Fans of Dombrowski's previous collection, By Cold Water (which was noted as a contemporary poetry bestseller by the Poetry Foundation in 2009), along with other poets and poetry lovers will appreciate the attention to detail and the imaginative intensity of the poems in Earth Again.

Ragged Anthem

by Chris Dombrowski

Published 11 March 2019
Ragged Anthem displays the same inimitable voice and unflinching gaze that made Chris Dombrowski a Poetry Foundation bestseller and silver medal winner of Foreword Reviews' Book of the Year Award in poetry. His work has been celebrated by renowned writers such as Jim Harrison and Alicia Ostriker, who have called his books (respectively) ""extraordinarily powerful and graceful"" and ""one of the most beautiful books of poetry I've read in years.""

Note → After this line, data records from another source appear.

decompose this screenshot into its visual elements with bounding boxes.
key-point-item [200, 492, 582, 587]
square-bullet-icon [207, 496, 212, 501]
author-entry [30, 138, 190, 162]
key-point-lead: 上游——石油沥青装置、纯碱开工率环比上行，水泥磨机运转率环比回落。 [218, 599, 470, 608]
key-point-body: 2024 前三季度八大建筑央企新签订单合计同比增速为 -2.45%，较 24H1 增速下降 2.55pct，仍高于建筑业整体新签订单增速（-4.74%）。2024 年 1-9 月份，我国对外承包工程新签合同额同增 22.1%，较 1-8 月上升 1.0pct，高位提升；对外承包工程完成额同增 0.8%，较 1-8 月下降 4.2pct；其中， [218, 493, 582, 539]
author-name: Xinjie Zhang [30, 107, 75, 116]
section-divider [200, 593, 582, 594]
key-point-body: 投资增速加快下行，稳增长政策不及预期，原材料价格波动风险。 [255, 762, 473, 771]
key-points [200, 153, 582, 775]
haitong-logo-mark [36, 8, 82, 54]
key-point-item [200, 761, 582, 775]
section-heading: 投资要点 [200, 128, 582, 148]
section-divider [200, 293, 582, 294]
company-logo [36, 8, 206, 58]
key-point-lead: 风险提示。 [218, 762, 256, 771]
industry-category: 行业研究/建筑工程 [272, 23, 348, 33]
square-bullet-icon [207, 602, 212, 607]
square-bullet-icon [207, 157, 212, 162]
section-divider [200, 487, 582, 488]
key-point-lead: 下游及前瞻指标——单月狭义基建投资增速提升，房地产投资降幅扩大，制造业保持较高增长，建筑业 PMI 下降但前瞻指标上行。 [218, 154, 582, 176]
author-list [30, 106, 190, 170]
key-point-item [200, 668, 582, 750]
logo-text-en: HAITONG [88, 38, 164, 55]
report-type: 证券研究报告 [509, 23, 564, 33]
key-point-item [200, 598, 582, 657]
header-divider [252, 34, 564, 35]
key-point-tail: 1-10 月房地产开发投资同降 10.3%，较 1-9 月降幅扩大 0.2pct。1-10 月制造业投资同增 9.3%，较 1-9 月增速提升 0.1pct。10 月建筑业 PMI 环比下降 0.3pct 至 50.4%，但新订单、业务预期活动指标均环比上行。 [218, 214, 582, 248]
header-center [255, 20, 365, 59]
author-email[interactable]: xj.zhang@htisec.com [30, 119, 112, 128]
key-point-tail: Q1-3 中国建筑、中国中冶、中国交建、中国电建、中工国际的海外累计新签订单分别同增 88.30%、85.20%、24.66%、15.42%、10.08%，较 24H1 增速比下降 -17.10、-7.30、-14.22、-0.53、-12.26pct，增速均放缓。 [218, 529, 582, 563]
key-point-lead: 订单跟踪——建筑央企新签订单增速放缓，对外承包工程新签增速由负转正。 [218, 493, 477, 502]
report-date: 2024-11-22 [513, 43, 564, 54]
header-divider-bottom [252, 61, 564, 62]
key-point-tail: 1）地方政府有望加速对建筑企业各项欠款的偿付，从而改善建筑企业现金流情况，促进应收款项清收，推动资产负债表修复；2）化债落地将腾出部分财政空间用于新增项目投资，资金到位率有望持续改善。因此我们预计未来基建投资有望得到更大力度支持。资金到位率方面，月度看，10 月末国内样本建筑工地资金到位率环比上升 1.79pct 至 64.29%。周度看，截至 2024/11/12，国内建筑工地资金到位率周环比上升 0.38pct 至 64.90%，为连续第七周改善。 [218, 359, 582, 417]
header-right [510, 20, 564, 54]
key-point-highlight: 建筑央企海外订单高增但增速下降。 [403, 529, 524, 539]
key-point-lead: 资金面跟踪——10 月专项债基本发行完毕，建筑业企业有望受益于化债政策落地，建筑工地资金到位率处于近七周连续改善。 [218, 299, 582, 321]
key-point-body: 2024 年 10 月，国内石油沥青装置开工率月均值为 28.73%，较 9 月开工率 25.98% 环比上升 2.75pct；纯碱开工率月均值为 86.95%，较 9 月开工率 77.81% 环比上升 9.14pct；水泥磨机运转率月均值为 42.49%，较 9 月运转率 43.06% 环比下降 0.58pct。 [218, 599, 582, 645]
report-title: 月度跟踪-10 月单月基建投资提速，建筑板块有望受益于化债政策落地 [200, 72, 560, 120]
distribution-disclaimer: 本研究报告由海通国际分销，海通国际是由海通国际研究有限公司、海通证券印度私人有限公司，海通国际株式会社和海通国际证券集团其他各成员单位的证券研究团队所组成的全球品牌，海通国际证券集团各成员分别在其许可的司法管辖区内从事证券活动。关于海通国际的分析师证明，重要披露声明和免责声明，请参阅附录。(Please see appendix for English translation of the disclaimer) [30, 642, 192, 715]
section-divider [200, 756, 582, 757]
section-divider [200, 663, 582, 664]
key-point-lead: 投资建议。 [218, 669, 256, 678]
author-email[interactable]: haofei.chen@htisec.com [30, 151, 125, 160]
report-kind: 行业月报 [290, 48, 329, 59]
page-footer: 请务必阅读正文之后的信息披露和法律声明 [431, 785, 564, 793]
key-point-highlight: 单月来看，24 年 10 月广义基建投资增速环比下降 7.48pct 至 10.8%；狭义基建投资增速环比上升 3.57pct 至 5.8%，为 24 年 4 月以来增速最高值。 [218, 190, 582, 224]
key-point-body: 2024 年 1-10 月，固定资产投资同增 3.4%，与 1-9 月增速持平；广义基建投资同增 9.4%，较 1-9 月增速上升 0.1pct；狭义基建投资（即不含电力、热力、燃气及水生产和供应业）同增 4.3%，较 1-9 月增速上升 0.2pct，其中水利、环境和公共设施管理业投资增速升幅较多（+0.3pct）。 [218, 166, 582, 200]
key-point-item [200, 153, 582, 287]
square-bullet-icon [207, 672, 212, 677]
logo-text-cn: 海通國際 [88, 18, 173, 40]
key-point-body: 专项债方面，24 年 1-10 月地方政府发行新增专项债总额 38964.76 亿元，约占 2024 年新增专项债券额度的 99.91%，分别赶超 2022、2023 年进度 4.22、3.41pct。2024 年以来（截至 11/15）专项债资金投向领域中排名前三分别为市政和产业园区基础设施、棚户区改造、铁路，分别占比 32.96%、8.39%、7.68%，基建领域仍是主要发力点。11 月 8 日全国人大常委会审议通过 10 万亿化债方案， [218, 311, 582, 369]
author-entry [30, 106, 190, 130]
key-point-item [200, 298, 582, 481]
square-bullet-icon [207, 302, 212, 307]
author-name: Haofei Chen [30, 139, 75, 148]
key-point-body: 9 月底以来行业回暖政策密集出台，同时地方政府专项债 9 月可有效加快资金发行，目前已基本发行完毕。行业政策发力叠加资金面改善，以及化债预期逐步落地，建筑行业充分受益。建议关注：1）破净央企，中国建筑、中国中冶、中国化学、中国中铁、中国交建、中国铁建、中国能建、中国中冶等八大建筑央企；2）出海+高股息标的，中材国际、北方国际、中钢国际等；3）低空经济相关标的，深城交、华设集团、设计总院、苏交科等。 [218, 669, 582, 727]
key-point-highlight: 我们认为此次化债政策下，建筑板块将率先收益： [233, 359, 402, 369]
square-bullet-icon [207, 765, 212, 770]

As in Dombrowski's previous books, in Ragged Anthem the natural world is as alive and as fully realized as language allows. His comfort with the naming of the world, combined with a life lived intimately with the other species that populate the landscape of home, suggest an authenticity that few can claim. Ragged Anthem is a demonstration in continued poetic growth and expanded terrain. Written from the speaker's midlife, the poems delve into the transformation of family, childhood tragedies, and politics. Dombrowski lifts the veil on the imbecilic bureaucracies-those on Capitol Hill and in the faculty meetings occurring in our own conference rooms-that often help to whittle our fates. The book contains well-placed and evocative allusions to such figures as American painter Mark Rothko and Saint Francis of Assisi, as well as the periodic highlighting of language from contemporary song lyrics. These ""borrowings"" set forth a conversation between the poet and other artists that evoke the original source while transforming it into something new, proving that words, although artifice, live within our bodies, changing our relationship to place.

Ragged Anthem makes a powerful and important contribution to contemporary poetry. Fans of Dombrowski's past works and newcomers alike will bask in the poet's firm yet relaxed approach to the shaping of language.